THE LAVA MORPHOLOGY DATABASE (LAMDA)

Most of the inferences about the dynamics of extraterrestrial lava flows have been obtained through the interpretation of flow morphologies using terrestrial analogs, fluid models, and laboratory comparisons to constrain lava viscosity, temperature, and effusion rate. Even magma chamber and vent dimensions have been inferred from surface flow features. To date, however, morphological studies of terrestrial lava flows have predominantly focused on a single feature or on a limited subset of terrestrial flows and have employed a wide variety of methodologies. This project is an attempt to standardize this type of analysis through the creation of a terrestrial ‘lava morphology database’ (LAMDA). Once calibrated on sufficient terrestrial flows, this database will be a useful resource to the larger planetary volcanism community and increase the veracity of future interpretations based on lava flow morphology.
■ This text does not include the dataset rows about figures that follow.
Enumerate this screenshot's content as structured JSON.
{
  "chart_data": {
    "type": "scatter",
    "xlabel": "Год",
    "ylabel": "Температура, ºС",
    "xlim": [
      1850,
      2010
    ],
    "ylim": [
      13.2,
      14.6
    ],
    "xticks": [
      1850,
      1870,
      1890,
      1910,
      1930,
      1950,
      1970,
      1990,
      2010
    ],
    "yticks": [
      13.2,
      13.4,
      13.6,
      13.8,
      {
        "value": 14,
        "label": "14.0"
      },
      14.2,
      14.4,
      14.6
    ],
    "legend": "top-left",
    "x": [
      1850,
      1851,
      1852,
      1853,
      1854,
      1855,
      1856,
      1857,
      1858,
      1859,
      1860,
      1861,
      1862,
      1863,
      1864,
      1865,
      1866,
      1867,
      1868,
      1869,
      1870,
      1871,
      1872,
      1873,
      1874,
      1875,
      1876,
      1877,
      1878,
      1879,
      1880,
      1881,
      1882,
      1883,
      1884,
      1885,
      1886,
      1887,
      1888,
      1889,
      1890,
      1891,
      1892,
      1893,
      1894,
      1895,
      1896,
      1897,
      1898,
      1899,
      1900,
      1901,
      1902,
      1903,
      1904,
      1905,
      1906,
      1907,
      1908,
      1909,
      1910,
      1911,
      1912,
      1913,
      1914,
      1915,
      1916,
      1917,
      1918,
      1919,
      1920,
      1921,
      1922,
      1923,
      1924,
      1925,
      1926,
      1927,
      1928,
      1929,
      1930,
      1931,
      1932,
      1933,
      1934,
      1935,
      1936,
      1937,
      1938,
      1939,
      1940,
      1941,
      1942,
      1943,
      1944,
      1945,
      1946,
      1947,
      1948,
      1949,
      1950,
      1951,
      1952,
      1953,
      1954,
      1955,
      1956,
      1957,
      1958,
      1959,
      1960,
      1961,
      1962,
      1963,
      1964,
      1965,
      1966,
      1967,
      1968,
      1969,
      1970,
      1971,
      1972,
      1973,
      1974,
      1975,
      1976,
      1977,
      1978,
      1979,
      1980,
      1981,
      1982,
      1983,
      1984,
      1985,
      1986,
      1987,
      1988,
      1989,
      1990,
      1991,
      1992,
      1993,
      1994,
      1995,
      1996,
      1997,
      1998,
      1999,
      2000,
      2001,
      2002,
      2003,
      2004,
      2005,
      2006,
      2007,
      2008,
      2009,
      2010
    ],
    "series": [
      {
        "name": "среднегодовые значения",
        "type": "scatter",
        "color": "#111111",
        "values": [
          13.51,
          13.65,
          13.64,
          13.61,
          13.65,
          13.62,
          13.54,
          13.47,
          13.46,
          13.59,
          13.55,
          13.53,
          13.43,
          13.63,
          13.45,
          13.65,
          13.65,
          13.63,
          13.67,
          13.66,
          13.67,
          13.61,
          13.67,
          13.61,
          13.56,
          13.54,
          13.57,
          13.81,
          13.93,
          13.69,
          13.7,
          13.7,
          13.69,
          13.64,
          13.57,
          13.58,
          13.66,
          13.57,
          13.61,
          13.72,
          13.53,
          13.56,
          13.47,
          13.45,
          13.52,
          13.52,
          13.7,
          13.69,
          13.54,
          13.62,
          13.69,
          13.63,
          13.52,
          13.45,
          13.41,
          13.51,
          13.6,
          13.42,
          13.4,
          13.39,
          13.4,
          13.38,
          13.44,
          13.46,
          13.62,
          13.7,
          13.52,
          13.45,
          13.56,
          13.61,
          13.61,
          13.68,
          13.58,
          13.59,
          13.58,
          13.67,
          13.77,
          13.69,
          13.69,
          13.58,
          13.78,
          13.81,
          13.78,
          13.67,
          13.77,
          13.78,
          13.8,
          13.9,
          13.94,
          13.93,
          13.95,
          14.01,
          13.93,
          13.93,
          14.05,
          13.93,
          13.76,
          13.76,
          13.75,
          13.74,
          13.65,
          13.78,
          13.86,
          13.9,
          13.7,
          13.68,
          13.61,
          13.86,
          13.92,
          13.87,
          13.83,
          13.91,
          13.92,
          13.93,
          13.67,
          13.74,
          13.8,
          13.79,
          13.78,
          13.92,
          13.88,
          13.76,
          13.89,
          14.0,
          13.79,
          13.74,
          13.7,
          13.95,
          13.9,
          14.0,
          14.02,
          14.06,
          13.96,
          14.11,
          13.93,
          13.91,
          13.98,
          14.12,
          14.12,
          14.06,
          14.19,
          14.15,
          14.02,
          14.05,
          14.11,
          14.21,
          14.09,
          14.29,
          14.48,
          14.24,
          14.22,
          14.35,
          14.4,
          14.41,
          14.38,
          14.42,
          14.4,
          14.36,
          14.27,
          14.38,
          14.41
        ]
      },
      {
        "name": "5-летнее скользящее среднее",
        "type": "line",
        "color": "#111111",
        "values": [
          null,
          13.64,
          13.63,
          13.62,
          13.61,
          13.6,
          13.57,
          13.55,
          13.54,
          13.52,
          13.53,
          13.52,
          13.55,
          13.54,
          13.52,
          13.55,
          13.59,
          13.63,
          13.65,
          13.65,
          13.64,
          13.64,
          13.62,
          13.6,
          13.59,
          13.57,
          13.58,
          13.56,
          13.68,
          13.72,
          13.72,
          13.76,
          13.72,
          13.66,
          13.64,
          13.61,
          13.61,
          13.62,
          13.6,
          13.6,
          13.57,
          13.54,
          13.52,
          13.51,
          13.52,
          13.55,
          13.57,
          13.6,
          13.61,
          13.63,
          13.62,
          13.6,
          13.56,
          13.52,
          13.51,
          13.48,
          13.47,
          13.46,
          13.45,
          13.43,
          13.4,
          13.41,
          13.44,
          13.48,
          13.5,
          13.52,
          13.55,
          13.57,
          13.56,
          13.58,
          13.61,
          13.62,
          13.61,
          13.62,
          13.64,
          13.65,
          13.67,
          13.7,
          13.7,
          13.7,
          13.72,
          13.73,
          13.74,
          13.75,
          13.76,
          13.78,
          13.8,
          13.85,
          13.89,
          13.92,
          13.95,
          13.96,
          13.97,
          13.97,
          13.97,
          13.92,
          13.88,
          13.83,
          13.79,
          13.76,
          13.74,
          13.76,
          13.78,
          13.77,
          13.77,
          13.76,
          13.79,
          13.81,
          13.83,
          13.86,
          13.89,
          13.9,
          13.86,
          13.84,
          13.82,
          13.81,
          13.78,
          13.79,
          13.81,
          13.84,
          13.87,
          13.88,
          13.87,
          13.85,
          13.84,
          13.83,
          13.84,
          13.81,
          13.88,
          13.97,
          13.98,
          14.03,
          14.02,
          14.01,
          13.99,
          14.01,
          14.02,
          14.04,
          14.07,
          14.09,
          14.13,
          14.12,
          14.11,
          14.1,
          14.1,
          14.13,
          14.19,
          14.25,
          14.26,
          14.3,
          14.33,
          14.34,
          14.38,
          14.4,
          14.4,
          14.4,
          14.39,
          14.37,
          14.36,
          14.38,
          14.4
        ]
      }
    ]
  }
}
To that end, we have been measuring features visible in remotely sensed data using GIS to cross compare multiple datasets. Where visible, features measured include: vent diameter, flow distance (vent to furthest margin), surface area, aspect ratio, the radius of margin lobation curvature, height, and arc-length, flow surface ridging wavelength, local slope, etc. LAMDA’s underlying goal is to further studies that have worked to quantify the impact of slope, rheology, and effusion rate on final emplacement morphology. Proof of concept work on nine lava flows spanning the compositional range from basaltic (50% SiO₂) to rhyolitic (72% SiO₂) confirm the Wadge and Lopes (Bul. Volc, 1991) results showing that lobation size, height, and spatial density are related to each other and to flow composition through yield strength. This initial analysis also showed that flow margin lobes appeared to naturally group into a three-level hierarchy of lobation sizes (I - ~1000m, II - ~200-300m, III - ~20-70m) with only mafic compositions resulting in lobation at all levels. We will present results of the second phase of this study, a calibration dataset of 80 additional lava flows at 36 terrestrial volcanoes of similarly varied composition, as well as the results of a second field expedition to quantify LAMDA’s error margins.